Faremos, preliminarmente, uma aná-lise geral do assunto, a fim de justificar sua relevância nos dias atuais. Em seguida, considerando a ausência de regulação expressa sobre o assunto no Direito Brasileiro, imprescindível apontar os princípios que norteiam o tema, os quais, quando colocados em equilíbrio, apontam automaticamente seus limites e desafios. É a partir desse olhar axiológico que abordamos, especificamente, o problema da suspensão liminar das deliberações societárias, antes de propor breve síntese sobre o tema, a qual não visa a esgotar todas as dúvidas, mas apenas a sugerir um ponto de partida possível para as discussões vindouras.

1. Noções gerais

Ninguém mais nega que a empresa assumiu função de mola propulsora da economia, não só organizando a atividade econômica para viabilizar seu desenvolvimento, mas também com uma função social que transcende a mera maximização dos lucros. É nesse sentido que o estudo dos mecanismos de regulação destinados a proteger a atividade social e obstar a danos que prejudiquem a continuidade da empresa se torna fundamental.
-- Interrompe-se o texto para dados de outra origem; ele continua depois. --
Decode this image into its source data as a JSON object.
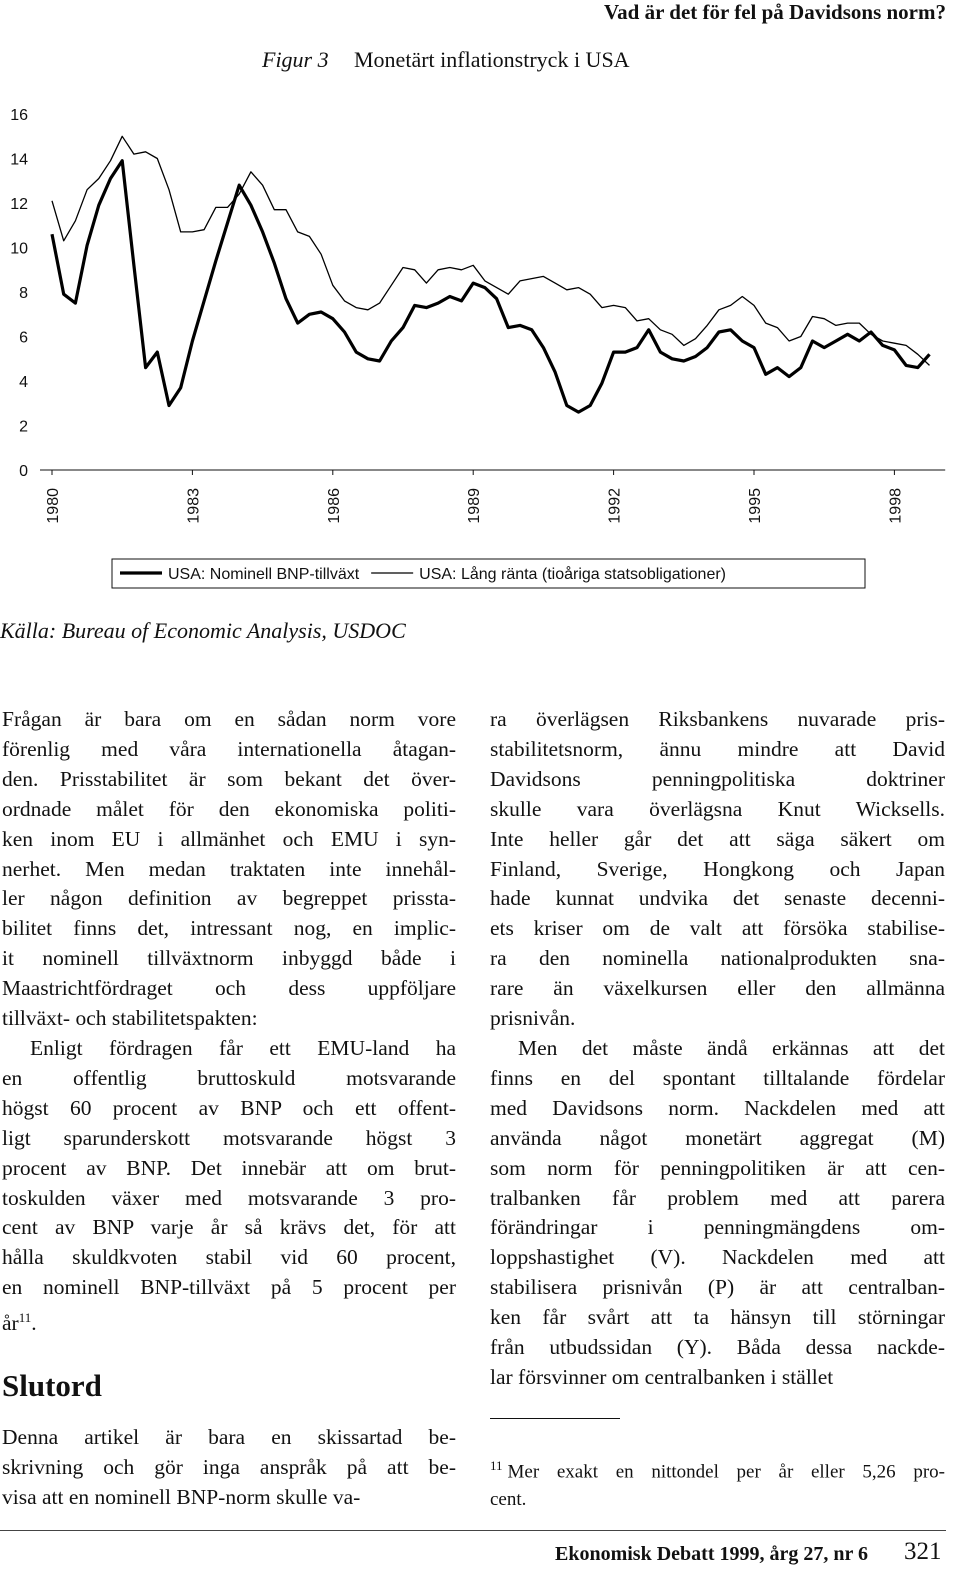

Importante não olvidar os traços peculiares do direito societário que justificam o tratamento diferenciado das medidas de urgência neste contexto. Para Eros Grau e Paula Forgioni a sociedade é um "feixe de instrumentos jurídicos com objetivo de racionalização dos meios de produção e dos fatores econômicos, humanos e tecnológicos".3Essa relação complexa de interesses subjetivos convergentes e concorrentes é fonte de inúmeras questões processuais que demandam tratamento específico, adequado às suas necessidades e à teoria da empresa. Logo veremos que qualquer pronunciamento jurisdicional atinente à sociedade empresária não poderá jamais se limitar a uma análise unipessoal, mas sempre deverá considerar o feixe de relações jurídicas que formam e que resultam da empresa. Raramente prevalece apenas a ficção da personne morale.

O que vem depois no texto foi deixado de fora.